Originally published on 3/22/2022
Once again, I find myself circling back around to the stumbling block that trips me up and skins my brain bloody raw. I have learned so much about marketing, and yet I am stymied by a basic question. Not all artists face this question, but I suspect many do, which is why I’m writing about it here. I despair when I imagine all the time and energy wasted posting to social media, creating fancy websites, and designing cute business cards. All those skills are great, and I’ve learned to do them all, but they are all useless without knowing the answer to this one question: What the hell am I selling?
You can laugh. If you are one of the lucky artists who grew up dreaming of making fused glass trivets, spent time learning how to make fused glass trivets, and now are happily selling fused glass trivets on Etsy, lucky you, you can afford to laugh. It must seem so clear to you. What else could there be but fused glass trivets?
However, if you are one of those hapless artists who find themselves pulled in many directions, you might know what I’m talking about. You paint and you also crochet. You draw cartoons and you also do graphic design. You make ceramics, you have a whole studio with a kiln and everything, but you’d really like to start your own line of handmade shoes.
It’s great to have many creative interests. That’s the nature of creativity, right? So what is the problem?
The problem for artists with multiple creative interests emerges in the moment they turn toward the idea of earning money with their art. Because that is the moment the art has the potential to become a business. At that moment, the artist must choose a niche.
Business versus art
The world of business is different than the world of art. Some artists find that happy intersection between the art they want to make and the art that buyers want to buy. Lucky them. They found their cozy niche. They make fused glass trivets, the world wants fused glass trivets—with the advent of platforms like Etsy, it’s a match made in heaven.
Some of us don’t find that happy intersection. We wander around the back roads, taking detours that can last years, falling into sinkholes, losing our way, even losing sight of our destination. After years of grinding and tripping and stumbling, we almost forget what we were seeking. Blessed self-induced amnesia. We pretend we never wanted to be a painter, or a writer, or a sculptor in the first place. What were we thinking? The world needs more accountants or marketers, not more artists.
Until something happens. A death, a divorce, a move, some sort of loss or shift leads to an awakening. The dream stirs, and once it awakens, it refuses to go back to sleep. What to do?
My forty-year detour away from art took me into academia, where I learned some skills I was able to apply.

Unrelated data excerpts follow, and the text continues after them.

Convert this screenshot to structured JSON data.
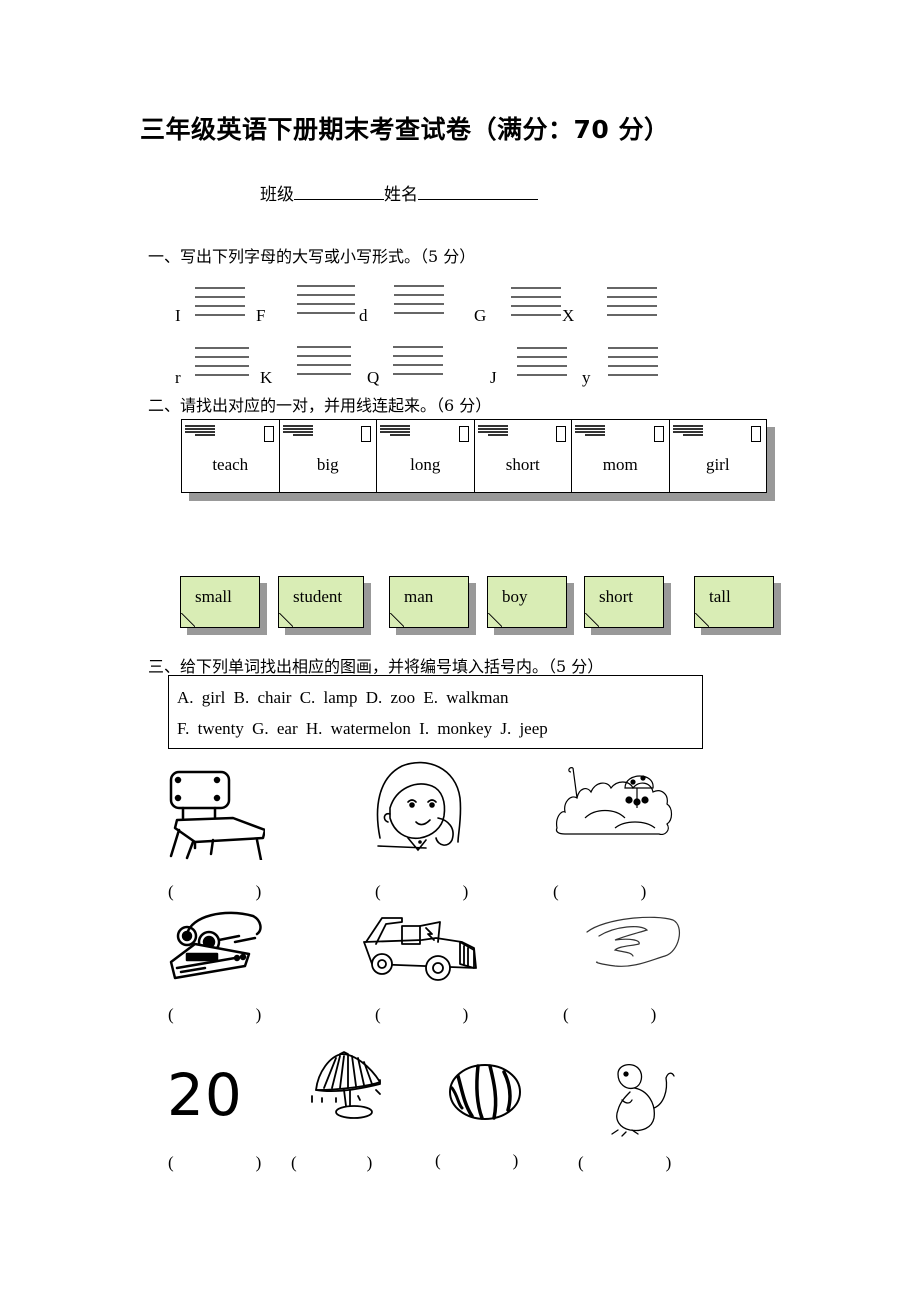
{
  "header": {
    "title": "三年级英语下册期末考查试卷（满分：70 分）",
    "class_label": "班级",
    "name_label": "姓名"
  },
  "section1": {
    "heading": "一、写出下列字母的大写或小写形式。（5 分）",
    "row1": [
      "I",
      "F",
      "d",
      "G",
      "X"
    ],
    "row2": [
      "r",
      "K",
      "Q",
      "J",
      "y"
    ]
  },
  "section2": {
    "heading": "二、请找出对应的一对，并用线连起来。（6 分）",
    "top_words": [
      "teach",
      "big",
      "long",
      "short",
      "mom",
      "girl"
    ],
    "bottom_words": [
      "small",
      "student",
      "man",
      "boy",
      "short",
      "tall"
    ],
    "note_color": "#d9edb5"
  },
  "section3": {
    "heading": "三、给下列单词找出相应的图画，并将编号填入括号内。（5 分）",
    "options_line1": "A. girl    B. chair    C. lamp    D. zoo    E. walkman",
    "options_line2": "F. twenty G. ear   H. watermelon    I. monkey    J. jeep",
    "pictures": [
      {
        "depicts": "chair-icon"
      },
      {
        "depicts": "girl-icon"
      },
      {
        "depicts": "zoo-icon"
      },
      {
        "depicts": "walkman-icon"
      },
      {
        "depicts": "jeep-icon"
      },
      {
        "depicts": "ear-icon"
      },
      {
        "text": "20"
      },
      {
        "depicts": "lamp-icon"
      },
      {
        "depicts": "watermelon-icon"
      },
      {
        "depicts": "monkey-icon"
      }
    ],
    "paren_open": "(",
    "paren_close": ")"
  }
}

Yay me. Like learning how to type so you’ll have something to fall back on when the dream fails, as artistic dreams must surely do. Now I know way too much about marketing. And still know nothing about what I’m selling.
If you don’t know what you are selling, it means you don’t know who you are.

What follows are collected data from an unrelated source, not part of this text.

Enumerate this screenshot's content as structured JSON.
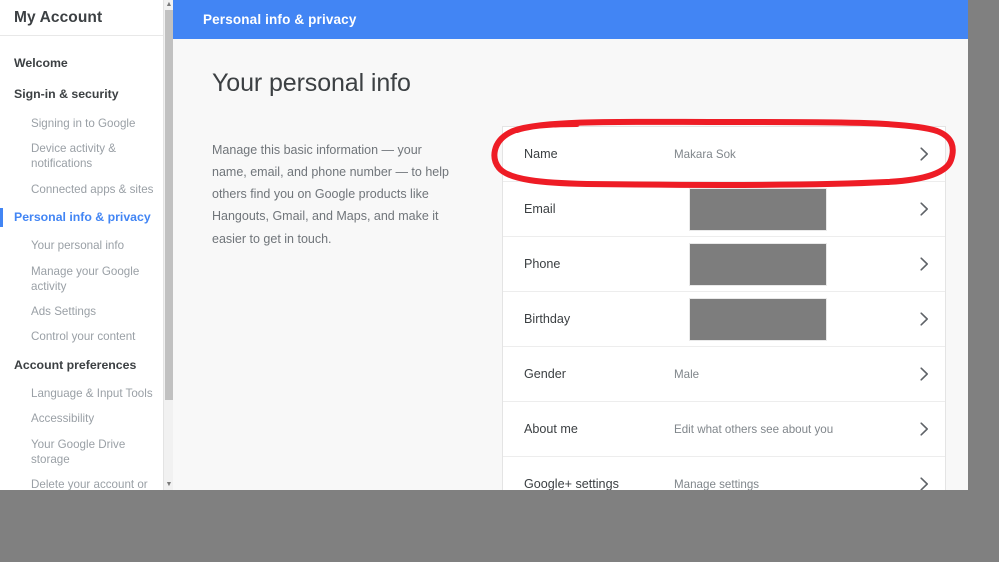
{
  "sidebar": {
    "brand": "My Account",
    "items": [
      {
        "label": "Welcome",
        "type": "group",
        "active": false
      },
      {
        "label": "Sign-in & security",
        "type": "group",
        "active": false
      },
      {
        "label": "Signing in to Google",
        "type": "sub"
      },
      {
        "label": "Device activity & notifications",
        "type": "sub"
      },
      {
        "label": "Connected apps & sites",
        "type": "sub"
      },
      {
        "label": "Personal info & privacy",
        "type": "group",
        "active": true
      },
      {
        "label": "Your personal info",
        "type": "sub"
      },
      {
        "label": "Manage your Google activity",
        "type": "sub"
      },
      {
        "label": "Ads Settings",
        "type": "sub"
      },
      {
        "label": "Control your content",
        "type": "sub"
      },
      {
        "label": "Account preferences",
        "type": "group",
        "active": false
      },
      {
        "label": "Language & Input Tools",
        "type": "sub"
      },
      {
        "label": "Accessibility",
        "type": "sub"
      },
      {
        "label": "Your Google Drive storage",
        "type": "sub"
      },
      {
        "label": "Delete your account or services",
        "type": "sub"
      }
    ],
    "scroll_up_glyph": "▲",
    "scroll_down_glyph": "▼"
  },
  "topbar": {
    "title": "Personal info & privacy",
    "background": "#4285f4"
  },
  "main": {
    "page_title": "Your personal info",
    "intro": "Manage this basic information — your name, email, and phone number — to help others find you on Google products like Hangouts, Gmail, and Maps, and make it easier to get in touch."
  },
  "card": {
    "rows": [
      {
        "label": "Name",
        "value": "Makara Sok",
        "redacted": false,
        "annotated": true
      },
      {
        "label": "Email",
        "value": "",
        "redacted": true,
        "annotated": false
      },
      {
        "label": "Phone",
        "value": "",
        "redacted": true,
        "annotated": false
      },
      {
        "label": "Birthday",
        "value": "",
        "redacted": true,
        "annotated": false
      },
      {
        "label": "Gender",
        "value": "Male",
        "redacted": false,
        "annotated": false
      },
      {
        "label": "About me",
        "value": "Edit what others see about you",
        "redacted": false,
        "annotated": false
      },
      {
        "label": "Google+ settings",
        "value": "Manage settings",
        "redacted": false,
        "annotated": false
      }
    ],
    "chevron_icon": "chevron-right-icon"
  },
  "annotation": {
    "shape": "hand-drawn-ellipse",
    "color": "#ee1c25",
    "target": "Name"
  }
}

The artists’ business plan
I have four questions for artists to ask themselves. No need to share with anyone else. These questions are not about getting funding from outside investors. These questions are the heart of your roadmap toward the success of your art business.
- What am I selling?
- How much am I selling it for?
- Who am I selling it to?
- And how am I going to promote it?
If you can’t answer the first question, don’t bother trying to answer the remaining three.
If you only care about making money, go be a stockbroker or something like that. You might be that one in a million who makes $69 million selling an NFT. Most of us are not Beeple. If you want to create a solid business selling something you create, focus on one thing and commit to it for six months or a year. Market the hell out of that one thing. If it fails, you cannot blame your scattered artist brain.